あの心許なさがなつかしくなる頃、ちゃんと新作が出るようになってる。ソフィア・コッポラ謹製の透徹した孤独感。基本的にはソフィア・コッポラ作は毎回おんなじだと思ってるのですが、今作はおんなじながらもすこしはずしてきてる印象も。

まず全体が異様に間延びしている。なんとなく『人のセックスを笑うな』を思い出させるような画のつくりかた。娘が11才という設定からか、子どもの時間感覚を味わっているようなかんじがしました。体感時間がゆっくりで、かつ時間がのびちぢみするかんじ。各地から安らかな寝息がきこえてきて、思わず笑顔を含んでしまった。
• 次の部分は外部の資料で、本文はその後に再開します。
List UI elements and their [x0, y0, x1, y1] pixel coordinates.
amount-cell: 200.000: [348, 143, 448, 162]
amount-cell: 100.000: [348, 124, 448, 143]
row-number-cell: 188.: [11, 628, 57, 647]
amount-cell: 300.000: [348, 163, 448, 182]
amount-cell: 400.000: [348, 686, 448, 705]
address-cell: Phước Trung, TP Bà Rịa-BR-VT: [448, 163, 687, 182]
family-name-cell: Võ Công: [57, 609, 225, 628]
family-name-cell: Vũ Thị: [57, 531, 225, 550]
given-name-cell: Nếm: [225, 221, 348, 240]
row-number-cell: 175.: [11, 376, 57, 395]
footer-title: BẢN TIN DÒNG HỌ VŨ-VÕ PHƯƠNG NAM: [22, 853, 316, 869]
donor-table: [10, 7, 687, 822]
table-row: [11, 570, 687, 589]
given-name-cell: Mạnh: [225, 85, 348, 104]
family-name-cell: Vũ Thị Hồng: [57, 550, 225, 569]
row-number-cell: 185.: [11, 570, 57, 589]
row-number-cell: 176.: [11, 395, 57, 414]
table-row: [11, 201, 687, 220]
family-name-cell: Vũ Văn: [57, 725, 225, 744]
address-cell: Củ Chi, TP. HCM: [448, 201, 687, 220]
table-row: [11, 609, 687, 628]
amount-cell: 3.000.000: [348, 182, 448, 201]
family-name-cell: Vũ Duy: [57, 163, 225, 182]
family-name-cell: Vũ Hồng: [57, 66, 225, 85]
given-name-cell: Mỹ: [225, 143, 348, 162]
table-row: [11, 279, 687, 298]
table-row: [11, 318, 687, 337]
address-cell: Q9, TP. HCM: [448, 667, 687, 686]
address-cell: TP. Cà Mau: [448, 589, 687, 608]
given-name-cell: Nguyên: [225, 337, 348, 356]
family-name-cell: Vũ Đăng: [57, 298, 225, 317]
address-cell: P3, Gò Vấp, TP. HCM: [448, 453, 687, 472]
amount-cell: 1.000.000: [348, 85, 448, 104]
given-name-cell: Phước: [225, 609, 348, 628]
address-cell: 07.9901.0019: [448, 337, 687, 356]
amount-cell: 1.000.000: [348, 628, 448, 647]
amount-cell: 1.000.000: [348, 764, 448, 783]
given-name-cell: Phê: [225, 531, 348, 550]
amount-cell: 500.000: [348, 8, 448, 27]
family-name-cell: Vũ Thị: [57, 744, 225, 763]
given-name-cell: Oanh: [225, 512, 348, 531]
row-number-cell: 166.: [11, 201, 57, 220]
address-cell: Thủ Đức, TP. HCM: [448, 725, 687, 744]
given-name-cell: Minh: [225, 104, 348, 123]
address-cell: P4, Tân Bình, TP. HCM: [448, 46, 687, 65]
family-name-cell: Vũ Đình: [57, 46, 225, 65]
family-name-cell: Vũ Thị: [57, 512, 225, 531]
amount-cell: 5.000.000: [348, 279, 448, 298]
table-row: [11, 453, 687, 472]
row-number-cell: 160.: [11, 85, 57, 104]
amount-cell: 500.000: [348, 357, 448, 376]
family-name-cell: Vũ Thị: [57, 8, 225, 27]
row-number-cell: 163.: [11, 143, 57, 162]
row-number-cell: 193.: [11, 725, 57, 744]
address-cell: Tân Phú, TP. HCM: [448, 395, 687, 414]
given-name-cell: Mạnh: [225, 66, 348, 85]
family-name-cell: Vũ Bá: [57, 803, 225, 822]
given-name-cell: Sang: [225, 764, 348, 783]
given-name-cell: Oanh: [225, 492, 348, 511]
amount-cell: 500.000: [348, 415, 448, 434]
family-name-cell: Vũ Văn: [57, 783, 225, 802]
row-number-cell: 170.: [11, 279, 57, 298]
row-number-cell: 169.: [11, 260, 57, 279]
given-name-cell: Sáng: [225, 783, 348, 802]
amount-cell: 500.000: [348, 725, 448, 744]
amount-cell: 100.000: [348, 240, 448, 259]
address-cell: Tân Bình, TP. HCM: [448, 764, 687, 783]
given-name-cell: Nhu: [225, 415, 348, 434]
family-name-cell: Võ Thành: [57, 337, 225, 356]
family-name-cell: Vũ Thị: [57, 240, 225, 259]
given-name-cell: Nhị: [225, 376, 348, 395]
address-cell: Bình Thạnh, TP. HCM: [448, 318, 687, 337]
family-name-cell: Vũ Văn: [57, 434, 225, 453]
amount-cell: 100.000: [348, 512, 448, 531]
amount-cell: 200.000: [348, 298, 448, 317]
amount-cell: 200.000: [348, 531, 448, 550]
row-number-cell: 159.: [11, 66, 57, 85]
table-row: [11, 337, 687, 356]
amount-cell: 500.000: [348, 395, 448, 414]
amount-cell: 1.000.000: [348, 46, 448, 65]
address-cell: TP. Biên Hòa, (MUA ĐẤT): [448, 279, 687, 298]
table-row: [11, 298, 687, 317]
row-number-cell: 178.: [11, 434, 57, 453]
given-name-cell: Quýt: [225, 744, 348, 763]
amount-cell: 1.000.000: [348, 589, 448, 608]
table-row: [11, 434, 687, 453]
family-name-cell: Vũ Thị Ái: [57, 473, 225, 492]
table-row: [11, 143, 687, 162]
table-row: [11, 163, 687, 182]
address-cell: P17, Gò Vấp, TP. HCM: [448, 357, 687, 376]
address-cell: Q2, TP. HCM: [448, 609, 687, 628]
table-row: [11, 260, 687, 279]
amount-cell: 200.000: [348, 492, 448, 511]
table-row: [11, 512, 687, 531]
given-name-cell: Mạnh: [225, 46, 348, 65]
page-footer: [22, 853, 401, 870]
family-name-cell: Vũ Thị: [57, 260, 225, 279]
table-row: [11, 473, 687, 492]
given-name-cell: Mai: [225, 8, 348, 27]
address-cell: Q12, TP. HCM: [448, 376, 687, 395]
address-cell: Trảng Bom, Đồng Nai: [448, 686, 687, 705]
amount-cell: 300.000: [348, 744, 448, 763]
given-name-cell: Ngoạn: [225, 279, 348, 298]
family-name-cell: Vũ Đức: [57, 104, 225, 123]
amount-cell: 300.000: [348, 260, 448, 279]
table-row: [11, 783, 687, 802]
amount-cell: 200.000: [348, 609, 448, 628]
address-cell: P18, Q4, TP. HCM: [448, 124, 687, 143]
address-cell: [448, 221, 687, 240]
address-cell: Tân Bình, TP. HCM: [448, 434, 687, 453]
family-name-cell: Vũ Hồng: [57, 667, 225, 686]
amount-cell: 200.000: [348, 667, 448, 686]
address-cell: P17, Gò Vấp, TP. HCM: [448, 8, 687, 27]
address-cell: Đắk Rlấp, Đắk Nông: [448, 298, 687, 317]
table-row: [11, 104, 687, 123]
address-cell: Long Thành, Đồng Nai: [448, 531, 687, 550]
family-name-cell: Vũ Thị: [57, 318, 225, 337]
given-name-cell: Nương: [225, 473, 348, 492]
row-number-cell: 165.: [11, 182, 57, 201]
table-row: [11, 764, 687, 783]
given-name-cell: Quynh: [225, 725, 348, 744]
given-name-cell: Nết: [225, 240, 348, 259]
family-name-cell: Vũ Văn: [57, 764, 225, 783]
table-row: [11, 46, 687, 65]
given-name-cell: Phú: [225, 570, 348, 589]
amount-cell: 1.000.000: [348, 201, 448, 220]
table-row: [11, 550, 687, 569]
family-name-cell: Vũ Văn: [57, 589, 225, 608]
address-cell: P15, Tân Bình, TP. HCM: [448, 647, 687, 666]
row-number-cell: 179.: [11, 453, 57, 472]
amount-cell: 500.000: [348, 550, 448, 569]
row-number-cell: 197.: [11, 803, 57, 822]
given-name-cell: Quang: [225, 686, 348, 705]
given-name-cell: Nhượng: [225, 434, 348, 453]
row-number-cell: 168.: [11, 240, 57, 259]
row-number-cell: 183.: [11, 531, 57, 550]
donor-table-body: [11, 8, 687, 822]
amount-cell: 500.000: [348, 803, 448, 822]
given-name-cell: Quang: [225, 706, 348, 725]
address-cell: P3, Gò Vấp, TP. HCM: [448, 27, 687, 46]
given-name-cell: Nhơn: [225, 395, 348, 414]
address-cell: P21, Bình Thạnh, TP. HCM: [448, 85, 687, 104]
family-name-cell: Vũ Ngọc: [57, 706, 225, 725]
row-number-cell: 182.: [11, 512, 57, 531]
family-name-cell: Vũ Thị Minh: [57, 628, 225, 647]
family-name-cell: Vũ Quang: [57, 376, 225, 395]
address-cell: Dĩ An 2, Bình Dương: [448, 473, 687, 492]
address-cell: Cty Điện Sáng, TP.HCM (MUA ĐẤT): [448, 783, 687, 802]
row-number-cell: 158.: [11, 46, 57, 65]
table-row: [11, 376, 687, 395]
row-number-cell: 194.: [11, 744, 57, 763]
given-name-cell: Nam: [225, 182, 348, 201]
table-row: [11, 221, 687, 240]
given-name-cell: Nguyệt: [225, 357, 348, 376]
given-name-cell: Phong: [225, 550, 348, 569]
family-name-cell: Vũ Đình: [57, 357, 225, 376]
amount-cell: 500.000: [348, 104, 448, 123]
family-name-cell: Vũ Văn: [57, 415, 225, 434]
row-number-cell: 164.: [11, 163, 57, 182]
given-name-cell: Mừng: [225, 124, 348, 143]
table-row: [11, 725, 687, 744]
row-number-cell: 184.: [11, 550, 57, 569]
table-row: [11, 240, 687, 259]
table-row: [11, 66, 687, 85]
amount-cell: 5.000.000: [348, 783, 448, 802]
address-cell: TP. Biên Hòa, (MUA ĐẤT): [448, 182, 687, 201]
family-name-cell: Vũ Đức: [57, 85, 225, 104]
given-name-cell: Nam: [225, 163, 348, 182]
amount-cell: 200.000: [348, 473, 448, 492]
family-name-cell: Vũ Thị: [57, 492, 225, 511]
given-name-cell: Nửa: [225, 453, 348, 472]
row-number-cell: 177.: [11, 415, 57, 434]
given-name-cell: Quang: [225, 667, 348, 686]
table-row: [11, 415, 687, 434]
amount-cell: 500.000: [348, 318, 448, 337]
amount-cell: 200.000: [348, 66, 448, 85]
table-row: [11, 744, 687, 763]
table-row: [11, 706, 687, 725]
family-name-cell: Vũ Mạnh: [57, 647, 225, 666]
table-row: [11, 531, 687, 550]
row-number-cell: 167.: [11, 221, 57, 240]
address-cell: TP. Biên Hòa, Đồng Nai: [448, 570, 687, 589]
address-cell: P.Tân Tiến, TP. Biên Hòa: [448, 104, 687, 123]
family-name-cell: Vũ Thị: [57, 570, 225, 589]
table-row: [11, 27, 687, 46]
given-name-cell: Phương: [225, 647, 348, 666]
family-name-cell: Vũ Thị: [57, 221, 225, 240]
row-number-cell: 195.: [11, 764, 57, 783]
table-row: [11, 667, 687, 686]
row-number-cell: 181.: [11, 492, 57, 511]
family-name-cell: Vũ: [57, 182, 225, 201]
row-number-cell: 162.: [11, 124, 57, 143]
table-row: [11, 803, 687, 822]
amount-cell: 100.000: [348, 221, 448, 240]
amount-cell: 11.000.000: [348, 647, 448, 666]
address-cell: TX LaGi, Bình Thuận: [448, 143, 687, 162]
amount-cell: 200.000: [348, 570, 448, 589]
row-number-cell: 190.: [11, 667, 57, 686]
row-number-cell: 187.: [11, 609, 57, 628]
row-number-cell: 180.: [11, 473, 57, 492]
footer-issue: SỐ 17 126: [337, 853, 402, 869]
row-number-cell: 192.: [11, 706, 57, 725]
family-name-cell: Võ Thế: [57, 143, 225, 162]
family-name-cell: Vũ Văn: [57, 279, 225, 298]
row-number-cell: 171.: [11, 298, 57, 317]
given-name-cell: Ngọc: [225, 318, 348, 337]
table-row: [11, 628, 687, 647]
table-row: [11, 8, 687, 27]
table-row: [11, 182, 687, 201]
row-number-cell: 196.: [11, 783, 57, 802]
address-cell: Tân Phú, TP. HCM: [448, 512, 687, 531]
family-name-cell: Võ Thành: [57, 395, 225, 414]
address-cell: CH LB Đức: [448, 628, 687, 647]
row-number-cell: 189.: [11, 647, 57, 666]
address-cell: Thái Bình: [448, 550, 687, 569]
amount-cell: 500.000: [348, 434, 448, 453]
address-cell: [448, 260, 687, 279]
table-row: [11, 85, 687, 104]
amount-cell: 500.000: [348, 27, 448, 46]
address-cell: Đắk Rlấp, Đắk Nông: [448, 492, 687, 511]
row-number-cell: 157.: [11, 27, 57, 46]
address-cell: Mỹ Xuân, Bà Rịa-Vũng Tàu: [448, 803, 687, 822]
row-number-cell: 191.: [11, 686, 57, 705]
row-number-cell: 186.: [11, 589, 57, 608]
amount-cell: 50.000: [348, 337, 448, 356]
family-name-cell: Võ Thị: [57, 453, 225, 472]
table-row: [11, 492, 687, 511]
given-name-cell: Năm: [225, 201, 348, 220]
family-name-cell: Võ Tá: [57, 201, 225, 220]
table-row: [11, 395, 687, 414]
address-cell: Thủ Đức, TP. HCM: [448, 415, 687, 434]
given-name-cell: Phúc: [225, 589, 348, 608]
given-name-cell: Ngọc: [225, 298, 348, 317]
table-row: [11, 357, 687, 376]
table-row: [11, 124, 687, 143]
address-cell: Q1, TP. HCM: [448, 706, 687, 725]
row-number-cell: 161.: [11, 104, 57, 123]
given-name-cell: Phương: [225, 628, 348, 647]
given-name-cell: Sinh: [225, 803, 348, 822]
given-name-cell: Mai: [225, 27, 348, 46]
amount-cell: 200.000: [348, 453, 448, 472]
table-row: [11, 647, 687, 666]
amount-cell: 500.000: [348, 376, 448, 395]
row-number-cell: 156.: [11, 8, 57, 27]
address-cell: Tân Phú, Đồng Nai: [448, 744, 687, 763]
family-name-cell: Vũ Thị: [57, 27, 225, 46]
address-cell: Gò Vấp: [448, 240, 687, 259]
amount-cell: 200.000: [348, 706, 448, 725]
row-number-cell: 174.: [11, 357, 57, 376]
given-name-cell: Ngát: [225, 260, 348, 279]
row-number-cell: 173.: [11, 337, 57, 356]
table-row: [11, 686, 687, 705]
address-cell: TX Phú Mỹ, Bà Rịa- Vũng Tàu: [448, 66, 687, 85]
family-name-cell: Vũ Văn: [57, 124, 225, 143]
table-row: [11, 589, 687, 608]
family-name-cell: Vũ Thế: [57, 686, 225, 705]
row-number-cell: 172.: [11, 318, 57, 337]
けだるさや空虚さの描写もグレードアップ。よかったのはものがえんえん回る描写がかもしだす無為なかんじ。疾走するフェラーリ、ポールダンス、フィギュアスケート。なんともいえない空気感のプールサイドのシーンもよかったな。
逆に「I'm fuckin' nothing」とかはいらないな。『マリー・アントワネット』のお風呂でひざ抱えシーンといっしょで、自己憐憫っぽくなりすぎて萎える。

主演の2人でないとほんとうに間が持たない映画ではありました。父役のスティーブン・ドーフを観ていると、ソフィアには父コッポラや元夫スパイク・ジョーンズがこういう風に見えていたのかな?と思う。娘役のエル・ファニングの存在感も見事。なにしろ11才という設定なので、どうしようもなく選べない。よるべなさがより強調されていたと思う。ソフィア・コッポラ自身がまだこのよるべなさを感じたまま、庇護者を探しつづけているんだとしたら、それはぞっとするほどさびしいなあと思いました。